Tuesday, July 25, 2006

Who's Hurting Who?

Const. Doug Gutteridge of Chatham-Kent, Ontario made an interesting comment last Wednesday in reference as to why his police department continues to find marijuana plants being grown in his town. “Unfortunately,” the officer states, “there are those out there who want to make a fast buck at the expense of the citizens.” I sincerely hope Mr. Gutteridge is talking about his own police department and fellow colleagues, and not the green thumbs responsible for growing and selling marijuana. After all, the $1.4 million worth of plants pales in comparison to the amount of money police departments across the country receive from federal grants for drug arrests and the property taken under asset forfeiture laws. Furthermore, if the plant (and all drugs for that matter) were taken above ground and regulated by the government and administered in a safe, healthy, nonviolent, and nondangerous way/place (thus destroying the black market status of marijuana and other drugs), the possibility to make millions by their manufacture and sale would be severely reduced.
And, do we really want to get into the part about the citizens’ expense? The destruction of personal choice, freedom, and liberty, the ability to choose to ingest a substance thousands of years old disappears because of the War On Drugs, not a person growing pot. The billions of taxpayer dollars wasted every year sending non-violent offenders through the court process and into prison under these draconian, ineffective policies doesn’t seem to be making much of a difference either. And gang-like drug cartels, and the violence associated with them, is created by the black market (an obvious product of the Drug War), not the drugs themselves.

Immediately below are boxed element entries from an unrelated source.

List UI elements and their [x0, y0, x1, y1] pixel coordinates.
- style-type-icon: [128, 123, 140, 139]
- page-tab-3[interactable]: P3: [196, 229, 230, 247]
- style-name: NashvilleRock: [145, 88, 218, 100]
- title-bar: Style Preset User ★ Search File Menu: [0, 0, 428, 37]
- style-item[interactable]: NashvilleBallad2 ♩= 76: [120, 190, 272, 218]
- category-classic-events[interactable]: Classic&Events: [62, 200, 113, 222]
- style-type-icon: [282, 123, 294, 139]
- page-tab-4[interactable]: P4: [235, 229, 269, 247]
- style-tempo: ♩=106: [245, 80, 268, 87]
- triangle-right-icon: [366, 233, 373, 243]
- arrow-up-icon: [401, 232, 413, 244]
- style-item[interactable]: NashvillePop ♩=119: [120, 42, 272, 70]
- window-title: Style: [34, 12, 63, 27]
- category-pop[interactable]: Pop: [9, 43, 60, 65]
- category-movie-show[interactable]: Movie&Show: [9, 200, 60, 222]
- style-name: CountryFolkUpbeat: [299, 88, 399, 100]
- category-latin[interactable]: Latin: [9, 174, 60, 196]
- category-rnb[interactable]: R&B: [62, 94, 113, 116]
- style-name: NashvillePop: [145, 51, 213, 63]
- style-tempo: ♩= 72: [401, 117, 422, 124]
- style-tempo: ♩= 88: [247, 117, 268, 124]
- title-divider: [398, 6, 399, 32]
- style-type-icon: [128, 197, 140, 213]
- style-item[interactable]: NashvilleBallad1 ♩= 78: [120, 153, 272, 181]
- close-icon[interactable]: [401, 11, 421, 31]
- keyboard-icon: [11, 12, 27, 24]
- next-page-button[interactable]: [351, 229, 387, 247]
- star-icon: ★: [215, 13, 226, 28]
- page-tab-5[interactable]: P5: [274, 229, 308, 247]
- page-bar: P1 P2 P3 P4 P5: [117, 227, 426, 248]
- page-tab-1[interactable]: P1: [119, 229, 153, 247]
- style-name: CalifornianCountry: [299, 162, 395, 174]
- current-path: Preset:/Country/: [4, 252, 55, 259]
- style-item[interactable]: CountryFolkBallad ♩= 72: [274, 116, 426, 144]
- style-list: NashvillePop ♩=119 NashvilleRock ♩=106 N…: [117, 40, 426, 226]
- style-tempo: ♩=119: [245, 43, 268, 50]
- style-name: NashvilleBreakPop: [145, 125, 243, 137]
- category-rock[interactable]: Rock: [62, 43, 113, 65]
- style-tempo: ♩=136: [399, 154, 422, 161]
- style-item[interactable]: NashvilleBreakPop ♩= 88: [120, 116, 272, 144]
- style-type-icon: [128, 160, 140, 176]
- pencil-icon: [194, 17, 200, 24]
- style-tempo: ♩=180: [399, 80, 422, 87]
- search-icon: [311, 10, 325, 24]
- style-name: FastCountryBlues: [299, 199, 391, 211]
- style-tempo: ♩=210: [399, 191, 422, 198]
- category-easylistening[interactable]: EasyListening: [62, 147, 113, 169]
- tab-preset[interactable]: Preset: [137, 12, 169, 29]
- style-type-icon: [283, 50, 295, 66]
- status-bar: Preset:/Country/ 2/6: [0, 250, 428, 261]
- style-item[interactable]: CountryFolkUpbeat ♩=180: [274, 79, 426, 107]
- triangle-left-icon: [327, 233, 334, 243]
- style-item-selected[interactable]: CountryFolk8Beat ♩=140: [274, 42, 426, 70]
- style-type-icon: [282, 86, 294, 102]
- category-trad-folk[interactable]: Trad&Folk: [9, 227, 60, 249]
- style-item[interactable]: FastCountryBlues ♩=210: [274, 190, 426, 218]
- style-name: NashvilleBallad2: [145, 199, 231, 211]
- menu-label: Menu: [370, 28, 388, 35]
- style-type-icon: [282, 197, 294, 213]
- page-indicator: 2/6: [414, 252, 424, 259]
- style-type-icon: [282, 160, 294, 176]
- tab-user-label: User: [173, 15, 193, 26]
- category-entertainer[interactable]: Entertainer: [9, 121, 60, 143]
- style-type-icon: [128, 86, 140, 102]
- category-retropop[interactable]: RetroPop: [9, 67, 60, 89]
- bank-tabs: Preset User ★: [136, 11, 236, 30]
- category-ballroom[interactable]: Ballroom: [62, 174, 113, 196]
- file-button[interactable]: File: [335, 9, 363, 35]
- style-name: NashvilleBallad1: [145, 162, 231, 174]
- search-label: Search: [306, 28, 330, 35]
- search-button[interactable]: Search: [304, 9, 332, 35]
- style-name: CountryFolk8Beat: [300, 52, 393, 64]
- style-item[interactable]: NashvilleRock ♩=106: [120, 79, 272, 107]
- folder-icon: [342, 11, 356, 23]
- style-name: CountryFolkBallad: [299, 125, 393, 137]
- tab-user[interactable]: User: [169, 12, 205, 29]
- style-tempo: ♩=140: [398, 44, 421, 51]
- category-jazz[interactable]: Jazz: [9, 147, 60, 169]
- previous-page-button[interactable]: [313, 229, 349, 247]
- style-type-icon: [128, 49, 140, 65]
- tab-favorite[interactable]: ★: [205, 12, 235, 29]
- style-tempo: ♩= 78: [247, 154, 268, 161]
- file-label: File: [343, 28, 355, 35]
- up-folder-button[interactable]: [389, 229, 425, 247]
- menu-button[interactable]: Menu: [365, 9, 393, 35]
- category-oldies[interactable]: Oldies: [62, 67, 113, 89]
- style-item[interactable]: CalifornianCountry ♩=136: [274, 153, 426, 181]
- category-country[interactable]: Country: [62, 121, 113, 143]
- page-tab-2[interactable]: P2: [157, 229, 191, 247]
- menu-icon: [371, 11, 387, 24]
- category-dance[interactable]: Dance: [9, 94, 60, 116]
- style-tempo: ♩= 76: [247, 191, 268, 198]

Perhaps most importantly, the health of the citizens is jeopardized by the War On Drugs due to scare tactics and false propaganda circulated by the government, instead of informing the public of the real (side)effects of certain drugs.
It’s high time (pun intended) for these officials to start thinking clearly. The reason, Const. Gutteridge, you keep finding pot in your town is because there is a demand for it, there always has been and there always will be. And as long as that demand exists, people will be willing to take the risk to cash in on an enormous amount of money (one plant, they estimate, is worth $1,000). But the billions you pull in from occasionally catching one of these entrepreneurs totals so much more. And it’s not these same entrepreneurs harming society at large, it is you and the people you work for. Isn’t it obvious that your efforts have been ineffective at best (counterproductive is more accurate)?
But drug law reformers do not lose hope. They haven’t failed to change completely. Since 1965, the federal government has increased funding for the War On Drugs by more than 300 times from $65 million to $19.9 billion. I guess 40 years of failed policy and hundreds of billions of wasted dollars is not enough to draw a conclusion from?

1 comment:

800 pound gorilla said...

Do they really spend 20 billion per year north of the border? That seems excessive for a country that is less than 10% that of the USA. The equivalent for the US would be over 200 billion and the highest estimates I've heard of are "only" one hundred billion per year. The most common are 75 billion with half of the cost being borne by crime victims and businesses.

Why stop at marijuana? What I fear is that the dangerous drugs mythology will survive unchallenged - after they legalize marijuana by court action. That will leave the drug policy organizations bereft of big money funding and leave legisliars to continue an arbitrary and capricious policy based on zero standards. It will temporarily alleviate crowding of prisons while awaiting the next generation of beleaguered taxpayers as science discovers new "dangerous drugs" - like the heroin/fentanyl cocktails [or more likely a fourth ingredient for meth for local labs]. I've already posted my thoughts on this cocktail and the upwards of 200 deaths in America's Heartland in the DPA discussions.